The photographer was now staring outside the window with a languid smile that gave away the flush on his face as that of a person who had spent the afternoon drinking.

“So what’s your take on this?” Roy asked.

“I haven’t heard anything,” said the photographer, pulling out a cigarette from the pack on the kitchen table. “But it’s always some sort of stupid fight. You know, one of those that leave you torn open when you put the phone down and think about what you were supposed to be saying. Because, you know, you got plenty to say. You got all these stupid ideas, just roaming about in your head. They come at you out of nowhere and they just seem to tell you everything that’s wrong with… with just everything.
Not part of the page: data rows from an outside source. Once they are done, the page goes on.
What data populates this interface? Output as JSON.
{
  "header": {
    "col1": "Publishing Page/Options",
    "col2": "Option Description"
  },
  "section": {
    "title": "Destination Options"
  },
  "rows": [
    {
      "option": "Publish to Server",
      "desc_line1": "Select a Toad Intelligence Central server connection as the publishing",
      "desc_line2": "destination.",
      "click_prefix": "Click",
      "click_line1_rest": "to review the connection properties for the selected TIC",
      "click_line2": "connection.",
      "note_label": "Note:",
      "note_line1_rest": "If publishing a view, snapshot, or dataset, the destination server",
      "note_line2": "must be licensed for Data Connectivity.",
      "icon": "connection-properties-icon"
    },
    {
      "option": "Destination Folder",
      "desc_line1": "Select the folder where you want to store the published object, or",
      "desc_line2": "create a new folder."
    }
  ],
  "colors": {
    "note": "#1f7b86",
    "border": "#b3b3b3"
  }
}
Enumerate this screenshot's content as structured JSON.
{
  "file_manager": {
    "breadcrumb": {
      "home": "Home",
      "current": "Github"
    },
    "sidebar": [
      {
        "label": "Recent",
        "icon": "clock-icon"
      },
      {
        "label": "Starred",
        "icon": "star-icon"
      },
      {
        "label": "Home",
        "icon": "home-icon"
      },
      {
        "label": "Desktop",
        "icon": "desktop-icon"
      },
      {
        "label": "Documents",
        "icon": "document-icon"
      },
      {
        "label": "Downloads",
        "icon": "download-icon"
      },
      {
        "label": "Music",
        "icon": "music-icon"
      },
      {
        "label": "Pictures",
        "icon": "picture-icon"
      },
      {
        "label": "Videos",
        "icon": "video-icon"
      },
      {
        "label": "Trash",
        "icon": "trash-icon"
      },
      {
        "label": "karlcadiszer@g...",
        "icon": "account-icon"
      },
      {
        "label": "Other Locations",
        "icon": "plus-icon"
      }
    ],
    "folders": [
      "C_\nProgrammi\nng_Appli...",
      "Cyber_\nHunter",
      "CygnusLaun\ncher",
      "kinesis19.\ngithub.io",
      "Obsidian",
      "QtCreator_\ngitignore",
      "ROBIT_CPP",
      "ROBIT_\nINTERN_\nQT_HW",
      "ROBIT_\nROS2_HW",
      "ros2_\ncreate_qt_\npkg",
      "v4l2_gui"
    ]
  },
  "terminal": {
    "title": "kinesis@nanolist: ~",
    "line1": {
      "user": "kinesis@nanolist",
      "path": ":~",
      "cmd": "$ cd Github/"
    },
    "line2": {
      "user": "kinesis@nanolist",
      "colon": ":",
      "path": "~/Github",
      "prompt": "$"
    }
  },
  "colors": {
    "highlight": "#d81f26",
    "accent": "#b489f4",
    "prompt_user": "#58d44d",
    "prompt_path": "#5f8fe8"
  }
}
Silly words that tell you why we’re so mean and so ugly and so sick and stuff like that.”

Roy couldn’t see the face of the photographer, who was looking outside. Embarrassed by the sudden confidence, he wanted to ask him if he was ok. But the photographer just kept on talking and smoking.

“But try and repeat them, go ahead, and everyone will take you for a fool and laugh. Or if they don’t laugh they’ll say that the ramblings are a warning sign before a fit. The more words you repeat, the more your face becomes that of a violent idiot. The only way to save face is to shut up. So what else can you do? You can only be silent. You shut up when others talk, you shut up when they don’t talk and you can’t really answer any of their questions. It’s silence, just silence, and again silence and more silence. It’s silence turtles all the way to the bottom.”

The buzzer rang. It was the delivery guy. It took him a while to get to the door. He got lost in the building and couldn’t find the apartment. By then the body had been moved and a trash can put in its place, a clumsy attempt to hide the stain of blood on concrete.